In Star Wars, Luke, a young farmer, receives an unexpected call to rescue a princess. At first he resists, but when the farm is burnt down (with his aunt and uncle inside), he changes his mind. In the company of Ben Kenobi, Han Solo, Chewie and two androids, he takes on the Empire. Along the way he grows as a person. And, in the end, he destroys the Death Star.
In The Lord of the Rings, Frodo, a young hobbit, is unexpectedly tasked with destroying The Ring. At first he resists, but with the threat that Sauron will obliterate the Shire, he changes his mind. In the company of Gandalf, Sam and the rest of the Fellowship of the Ring, he takes on the Dark Lord. Along the way he grows within. And, in the end, he emerges victorious on Mount Doom. In Braveheart, William Wallace, a young Scotsman, is pressured to confront the English invaders. At first he resists, but when his wife is murdered he changes his mind. In the company of his followers, he wages a guerilla war against Edward I. Along the way he grows as a leader. He is betrayed and executed, but his spirit triumphs in the final battle, where Robert the Bruce asks his armies to follow him as they once followed Wallace.

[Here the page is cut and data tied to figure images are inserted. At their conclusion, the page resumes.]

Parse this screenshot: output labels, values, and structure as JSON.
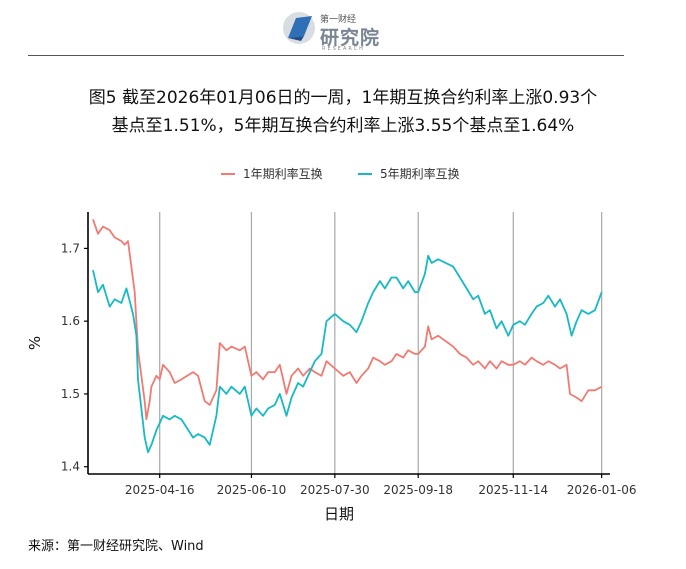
{
  "header": {
    "logo_small": "第一财经",
    "logo_main": "研究院",
    "logo_en": "RESEARCH"
  },
  "title_line1": "图5  截至2026年01月06日的一周，1年期互换合约利率上涨0.93个",
  "title_line2": "基点至1.51%，5年期互换合约利率上涨3.55个基点至1.64%",
  "footer_source": "来源：第一财经研究院、Wind",
  "colors": {
    "series_1y": "#F07B72",
    "series_5y": "#17B9C6",
    "gridline": "#A9A9A9"
  },
  "chart_data": {
    "type": "line",
    "title": "",
    "xlabel": "日期",
    "ylabel": "%",
    "x_range": [
      "2025-03-04",
      "2026-01-11"
    ],
    "ylim": [
      1.39,
      1.75
    ],
    "yticks": [
      1.4,
      1.5,
      1.6,
      1.7
    ],
    "xticks": [
      "2025-04-16",
      "2025-06-10",
      "2025-07-30",
      "2025-09-18",
      "2025-11-14",
      "2026-01-06"
    ],
    "grid": "vertical",
    "legend": "top",
    "series": [
      {
        "name": "1年期利率互换",
        "color": "#F07B72",
        "points": [
          [
            "2025-03-07",
            1.74
          ],
          [
            "2025-03-10",
            1.72
          ],
          [
            "2025-03-13",
            1.73
          ],
          [
            "2025-03-17",
            1.725
          ],
          [
            "2025-03-20",
            1.715
          ],
          [
            "2025-03-24",
            1.71
          ],
          [
            "2025-03-26",
            1.705
          ],
          [
            "2025-03-28",
            1.71
          ],
          [
            "2025-04-01",
            1.64
          ],
          [
            "2025-04-03",
            1.56
          ],
          [
            "2025-04-07",
            1.49
          ],
          [
            "2025-04-08",
            1.465
          ],
          [
            "2025-04-10",
            1.49
          ],
          [
            "2025-04-11",
            1.51
          ],
          [
            "2025-04-14",
            1.525
          ],
          [
            "2025-04-16",
            1.52
          ],
          [
            "2025-04-18",
            1.54
          ],
          [
            "2025-04-22",
            1.53
          ],
          [
            "2025-04-25",
            1.515
          ],
          [
            "2025-04-29",
            1.52
          ],
          [
            "2025-05-06",
            1.53
          ],
          [
            "2025-05-09",
            1.525
          ],
          [
            "2025-05-13",
            1.49
          ],
          [
            "2025-05-16",
            1.485
          ],
          [
            "2025-05-20",
            1.505
          ],
          [
            "2025-05-22",
            1.57
          ],
          [
            "2025-05-26",
            1.56
          ],
          [
            "2025-05-29",
            1.565
          ],
          [
            "2025-06-03",
            1.56
          ],
          [
            "2025-06-06",
            1.565
          ],
          [
            "2025-06-10",
            1.525
          ],
          [
            "2025-06-13",
            1.53
          ],
          [
            "2025-06-17",
            1.52
          ],
          [
            "2025-06-20",
            1.53
          ],
          [
            "2025-06-24",
            1.53
          ],
          [
            "2025-06-27",
            1.54
          ],
          [
            "2025-07-01",
            1.5
          ],
          [
            "2025-07-04",
            1.525
          ],
          [
            "2025-07-08",
            1.535
          ],
          [
            "2025-07-11",
            1.525
          ],
          [
            "2025-07-15",
            1.535
          ],
          [
            "2025-07-18",
            1.53
          ],
          [
            "2025-07-22",
            1.525
          ],
          [
            "2025-07-25",
            1.545
          ],
          [
            "2025-07-30",
            1.535
          ],
          [
            "2025-08-04",
            1.525
          ],
          [
            "2025-08-08",
            1.53
          ],
          [
            "2025-08-12",
            1.515
          ],
          [
            "2025-08-15",
            1.525
          ],
          [
            "2025-08-19",
            1.535
          ],
          [
            "2025-08-22",
            1.55
          ],
          [
            "2025-08-26",
            1.545
          ],
          [
            "2025-08-29",
            1.54
          ],
          [
            "2025-09-02",
            1.545
          ],
          [
            "2025-09-05",
            1.555
          ],
          [
            "2025-09-09",
            1.55
          ],
          [
            "2025-09-12",
            1.56
          ],
          [
            "2025-09-16",
            1.555
          ],
          [
            "2025-09-18",
            1.555
          ],
          [
            "2025-09-22",
            1.565
          ],
          [
            "2025-09-24",
            1.593
          ],
          [
            "2025-09-26",
            1.575
          ],
          [
            "2025-09-30",
            1.58
          ],
          [
            "2025-10-09",
            1.565
          ],
          [
            "2025-10-13",
            1.555
          ],
          [
            "2025-10-17",
            1.55
          ],
          [
            "2025-10-21",
            1.54
          ],
          [
            "2025-10-24",
            1.545
          ],
          [
            "2025-10-28",
            1.535
          ],
          [
            "2025-10-31",
            1.545
          ],
          [
            "2025-11-04",
            1.535
          ],
          [
            "2025-11-07",
            1.545
          ],
          [
            "2025-11-11",
            1.54
          ],
          [
            "2025-11-14",
            1.54
          ],
          [
            "2025-11-18",
            1.545
          ],
          [
            "2025-11-21",
            1.54
          ],
          [
            "2025-11-25",
            1.55
          ],
          [
            "2025-11-28",
            1.545
          ],
          [
            "2025-12-02",
            1.54
          ],
          [
            "2025-12-05",
            1.545
          ],
          [
            "2025-12-09",
            1.54
          ],
          [
            "2025-12-12",
            1.535
          ],
          [
            "2025-12-16",
            1.54
          ],
          [
            "2025-12-18",
            1.5
          ],
          [
            "2025-12-22",
            1.495
          ],
          [
            "2025-12-25",
            1.49
          ],
          [
            "2025-12-29",
            1.505
          ],
          [
            "2026-01-02",
            1.505
          ],
          [
            "2026-01-06",
            1.51
          ]
        ]
      },
      {
        "name": "5年期利率互换",
        "color": "#17B9C6",
        "points": [
          [
            "2025-03-07",
            1.67
          ],
          [
            "2025-03-10",
            1.64
          ],
          [
            "2025-03-13",
            1.65
          ],
          [
            "2025-03-17",
            1.62
          ],
          [
            "2025-03-20",
            1.63
          ],
          [
            "2025-03-24",
            1.625
          ],
          [
            "2025-03-27",
            1.645
          ],
          [
            "2025-03-31",
            1.61
          ],
          [
            "2025-04-02",
            1.58
          ],
          [
            "2025-04-03",
            1.52
          ],
          [
            "2025-04-07",
            1.44
          ],
          [
            "2025-04-09",
            1.42
          ],
          [
            "2025-04-11",
            1.43
          ],
          [
            "2025-04-14",
            1.45
          ],
          [
            "2025-04-16",
            1.46
          ],
          [
            "2025-04-18",
            1.47
          ],
          [
            "2025-04-22",
            1.465
          ],
          [
            "2025-04-25",
            1.47
          ],
          [
            "2025-04-29",
            1.465
          ],
          [
            "2025-05-06",
            1.44
          ],
          [
            "2025-05-09",
            1.445
          ],
          [
            "2025-05-13",
            1.44
          ],
          [
            "2025-05-16",
            1.43
          ],
          [
            "2025-05-20",
            1.47
          ],
          [
            "2025-05-22",
            1.51
          ],
          [
            "2025-05-26",
            1.5
          ],
          [
            "2025-05-29",
            1.51
          ],
          [
            "2025-06-03",
            1.5
          ],
          [
            "2025-06-06",
            1.51
          ],
          [
            "2025-06-10",
            1.47
          ],
          [
            "2025-06-13",
            1.48
          ],
          [
            "2025-06-17",
            1.47
          ],
          [
            "2025-06-20",
            1.48
          ],
          [
            "2025-06-24",
            1.485
          ],
          [
            "2025-06-27",
            1.5
          ],
          [
            "2025-07-01",
            1.47
          ],
          [
            "2025-07-04",
            1.495
          ],
          [
            "2025-07-08",
            1.515
          ],
          [
            "2025-07-11",
            1.51
          ],
          [
            "2025-07-15",
            1.53
          ],
          [
            "2025-07-18",
            1.545
          ],
          [
            "2025-07-22",
            1.555
          ],
          [
            "2025-07-25",
            1.6
          ],
          [
            "2025-07-30",
            1.61
          ],
          [
            "2025-08-04",
            1.6
          ],
          [
            "2025-08-08",
            1.595
          ],
          [
            "2025-08-12",
            1.585
          ],
          [
            "2025-08-15",
            1.6
          ],
          [
            "2025-08-19",
            1.625
          ],
          [
            "2025-08-22",
            1.64
          ],
          [
            "2025-08-26",
            1.655
          ],
          [
            "2025-08-29",
            1.645
          ],
          [
            "2025-09-02",
            1.66
          ],
          [
            "2025-09-05",
            1.66
          ],
          [
            "2025-09-09",
            1.645
          ],
          [
            "2025-09-12",
            1.655
          ],
          [
            "2025-09-16",
            1.64
          ],
          [
            "2025-09-18",
            1.64
          ],
          [
            "2025-09-22",
            1.665
          ],
          [
            "2025-09-24",
            1.69
          ],
          [
            "2025-09-26",
            1.68
          ],
          [
            "2025-09-30",
            1.685
          ],
          [
            "2025-10-09",
            1.675
          ],
          [
            "2025-10-13",
            1.66
          ],
          [
            "2025-10-17",
            1.645
          ],
          [
            "2025-10-21",
            1.63
          ],
          [
            "2025-10-24",
            1.635
          ],
          [
            "2025-10-28",
            1.61
          ],
          [
            "2025-10-31",
            1.615
          ],
          [
            "2025-11-04",
            1.59
          ],
          [
            "2025-11-07",
            1.6
          ],
          [
            "2025-11-11",
            1.58
          ],
          [
            "2025-11-14",
            1.595
          ],
          [
            "2025-11-18",
            1.6
          ],
          [
            "2025-11-21",
            1.595
          ],
          [
            "2025-11-25",
            1.61
          ],
          [
            "2025-11-28",
            1.62
          ],
          [
            "2025-12-02",
            1.625
          ],
          [
            "2025-12-05",
            1.635
          ],
          [
            "2025-12-09",
            1.62
          ],
          [
            "2025-12-12",
            1.63
          ],
          [
            "2025-12-16",
            1.61
          ],
          [
            "2025-12-19",
            1.58
          ],
          [
            "2025-12-22",
            1.6
          ],
          [
            "2025-12-25",
            1.615
          ],
          [
            "2025-12-29",
            1.61
          ],
          [
            "2026-01-02",
            1.615
          ],
          [
            "2026-01-06",
            1.64
          ]
        ]
      }
    ]
  }
}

Star Wars, Lord of the Rings, Braveheart and even Homer’s Odyssey are essentially the same story. Or to be precise, they have the same structure. Joseph Campbell, in The Hero with a Thousand Faces – inspired by classical mythology – called it The Hero’s Journey, a narrative in 17 stages, later reduced to 12 by Christopher Vogler. It can be found in countless narratives, and not just epics: in his book, Myth and the Movies, Voytilla analyses hundreds of screenplays and structurally relates Jaws, Annie Hall or Chinatown with ease.
The Hero’s Journey is just one of many such structures for telling stories. In his Poetics, Aristotle coined the first one, in three acts (beginning, middle and end); later, Syd Field modernised it in his screenplay theory (set-up, confrontation and resolution), adding intermediate turning points; Gulino refined it with his eight-sequence approach; Blake Snyder divided the action into 15 dramatic beats; Harmon rearranged everything into an eight-phase circle; Christopher Booker argued that all stories can be framed in seven master plots; and Pixar’s Emma Coats (22 Rules of Storytelling) sums it all up in a simple narrative sequence: Once upon a time__Every day__ But one day__ Because of that__ Because of that__ …/… Until at last__.
Narratives, be they theatre, film, series, spots, commercials, digital campaigns, strategies – or even this article – respond to structures. Each medium has its own. Some are canonical and some are intuitive, but they always put thinking in order and accelerate it. Structure is the barest hint of the scientific in any story. You can either understand this before you start thinking, or you can waste a whole lot of time and efficiency by starting from scratch each time.
Some time ago I did a course at the New York Film Academy which was called precisely that: Screenplay, Story & Structure. An Italian classmate of mine said the all the work involved was doing his head in, and complained that it was stifling his creativity. The instructor, who was a professional script reader, argued the opposite: structures work, and they provide a foothold for the creator to focus on what is really important: the story. Some time later, a creative friend came to me all worked up because he had just found out that in Hollywood all films were written with a template. He showed me a worksheet with Snyder’s 15 beats and concluded that creativity was definitely going to shit.
I just smiled. It doesn’t matter whether the structure is 15 beats, The Hero’s Journey or Pixar’s simple sequence. The tricky thing is to fill in the gaps in between so that The Silence of the Lambs, The African Queen or Coco will blossom from that same little sheet. That is true Creativity. That is the real Magic.